為了計算輸出，我們首先假設有一個函數$\alpha$ 用於計算query和key的相似性，然后可以計算所有的 attention scores $a_1, \ldots, a_n$ by

\[a_i = \alpha(\mathbf q, \mathbf k_i). \]

我們使用 softmax函數獲得注意力權重：

\[b_1, \ldots, b_n = \textrm{softmax}(a_1, \ldots, a_n). \]

最終的輸出就是value的加權求和：

\[\mathbf o = \sum_{i=1}^n b_i \mathbf v_i. \]

不同的attetion layer的區別在於score函數的選擇，下面主要討論兩個常用的注意層 Dot-product Attention 和 Multilayer Perceptron Attention

Softmax屏蔽

在深入研究實現之前，首先介紹softmax操作符的一個屏蔽操作，主要目的是屏蔽無關信息。

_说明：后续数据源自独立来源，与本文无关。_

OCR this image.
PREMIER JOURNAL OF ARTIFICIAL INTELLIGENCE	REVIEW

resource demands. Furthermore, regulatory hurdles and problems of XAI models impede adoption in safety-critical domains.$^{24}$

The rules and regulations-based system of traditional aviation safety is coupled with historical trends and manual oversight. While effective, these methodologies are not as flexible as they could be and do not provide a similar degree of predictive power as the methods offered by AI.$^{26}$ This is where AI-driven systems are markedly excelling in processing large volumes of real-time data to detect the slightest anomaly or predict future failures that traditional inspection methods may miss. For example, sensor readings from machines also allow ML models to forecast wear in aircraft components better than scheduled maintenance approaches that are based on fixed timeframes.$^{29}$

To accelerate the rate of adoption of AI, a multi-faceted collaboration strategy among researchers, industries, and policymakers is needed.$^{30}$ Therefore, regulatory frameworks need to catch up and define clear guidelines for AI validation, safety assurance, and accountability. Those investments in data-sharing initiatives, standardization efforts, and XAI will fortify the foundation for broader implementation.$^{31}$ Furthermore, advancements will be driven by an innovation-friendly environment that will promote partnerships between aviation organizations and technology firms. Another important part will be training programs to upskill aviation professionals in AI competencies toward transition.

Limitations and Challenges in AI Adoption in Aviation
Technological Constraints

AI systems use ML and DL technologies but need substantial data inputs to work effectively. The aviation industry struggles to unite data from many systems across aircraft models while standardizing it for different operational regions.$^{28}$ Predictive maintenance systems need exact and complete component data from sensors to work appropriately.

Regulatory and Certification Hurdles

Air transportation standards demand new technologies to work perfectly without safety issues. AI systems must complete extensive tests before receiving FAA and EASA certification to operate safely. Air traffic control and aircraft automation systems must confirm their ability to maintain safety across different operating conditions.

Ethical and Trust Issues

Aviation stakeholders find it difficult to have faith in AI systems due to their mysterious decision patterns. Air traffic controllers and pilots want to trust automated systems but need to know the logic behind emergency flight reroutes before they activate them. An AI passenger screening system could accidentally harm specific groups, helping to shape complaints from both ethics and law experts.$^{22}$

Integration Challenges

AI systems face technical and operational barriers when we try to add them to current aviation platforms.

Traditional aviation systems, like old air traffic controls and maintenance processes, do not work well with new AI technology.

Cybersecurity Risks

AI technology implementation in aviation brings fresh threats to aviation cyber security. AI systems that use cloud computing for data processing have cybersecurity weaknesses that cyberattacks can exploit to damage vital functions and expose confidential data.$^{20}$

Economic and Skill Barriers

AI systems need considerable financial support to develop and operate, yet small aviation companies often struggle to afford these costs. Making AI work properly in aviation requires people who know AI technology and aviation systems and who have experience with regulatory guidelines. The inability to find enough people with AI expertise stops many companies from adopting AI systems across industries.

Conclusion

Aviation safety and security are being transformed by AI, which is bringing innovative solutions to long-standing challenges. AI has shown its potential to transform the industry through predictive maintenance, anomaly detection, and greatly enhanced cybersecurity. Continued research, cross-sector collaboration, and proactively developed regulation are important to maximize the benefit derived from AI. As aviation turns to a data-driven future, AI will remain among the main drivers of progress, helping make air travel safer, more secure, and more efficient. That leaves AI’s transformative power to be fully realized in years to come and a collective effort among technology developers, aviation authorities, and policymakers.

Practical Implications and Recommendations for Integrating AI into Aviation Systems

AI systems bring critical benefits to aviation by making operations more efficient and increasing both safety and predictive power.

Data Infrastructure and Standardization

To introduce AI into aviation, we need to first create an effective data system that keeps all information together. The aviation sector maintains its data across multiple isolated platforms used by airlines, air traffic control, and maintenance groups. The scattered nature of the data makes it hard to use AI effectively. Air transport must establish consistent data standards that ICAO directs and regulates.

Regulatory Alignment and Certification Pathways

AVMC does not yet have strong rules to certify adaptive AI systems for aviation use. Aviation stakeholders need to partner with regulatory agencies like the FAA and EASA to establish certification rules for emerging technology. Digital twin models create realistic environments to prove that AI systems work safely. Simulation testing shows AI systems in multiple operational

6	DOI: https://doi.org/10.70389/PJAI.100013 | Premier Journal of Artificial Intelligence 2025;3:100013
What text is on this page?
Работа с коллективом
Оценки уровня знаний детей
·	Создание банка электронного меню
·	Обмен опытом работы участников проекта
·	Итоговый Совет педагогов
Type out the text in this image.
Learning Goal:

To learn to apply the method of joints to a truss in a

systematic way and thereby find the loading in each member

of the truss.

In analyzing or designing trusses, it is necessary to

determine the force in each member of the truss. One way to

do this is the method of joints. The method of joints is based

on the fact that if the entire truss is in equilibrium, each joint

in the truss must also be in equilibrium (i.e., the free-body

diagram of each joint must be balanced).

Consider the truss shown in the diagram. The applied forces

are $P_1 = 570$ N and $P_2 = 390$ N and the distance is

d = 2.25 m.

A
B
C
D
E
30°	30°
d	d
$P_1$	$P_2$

def SequenceMask(X, X_len,value=-1e6):
    maxlen = X.size(1)
    #print(X.size(),torch.arange((maxlen),dtype=torch.float)[None, :],'\n',X_len[:, None] )
    mask = torch.arange((maxlen),dtype=torch.float)[None, :] >= X_len[:, None]   
    #print(mask)
    X[mask]=value
    return X

def masked_softmax(X, valid_length):
    # X: 3-D tensor, valid_length: 1-D or 2-D tensor
    softmax = nn.Softmax(dim=-1)
    if valid_length is None:
        return softmax(X)
    else:
        shape = X.shape
        if valid_length.dim() == 1:
            try:
                valid_length = torch.FloatTensor(valid_length.numpy().repeat(shape[1], axis=0))#[2,2,3,3]
            except:
                valid_length = torch.FloatTensor(valid_length.cpu().numpy().repeat(shape[1], axis=0))#[2,2,3,3]
        else:
            valid_length = valid_length.reshape((-1,))
        # fill masked elements with a large negative, whose exp is 0
        X = SequenceMask(X.reshape((-1, shape[-1])), valid_length)
 
        return softmax(X).reshape(shape)

masked_softmax(torch.rand((2,2,4),dtype=torch.float), torch.FloatTensor([2,3]))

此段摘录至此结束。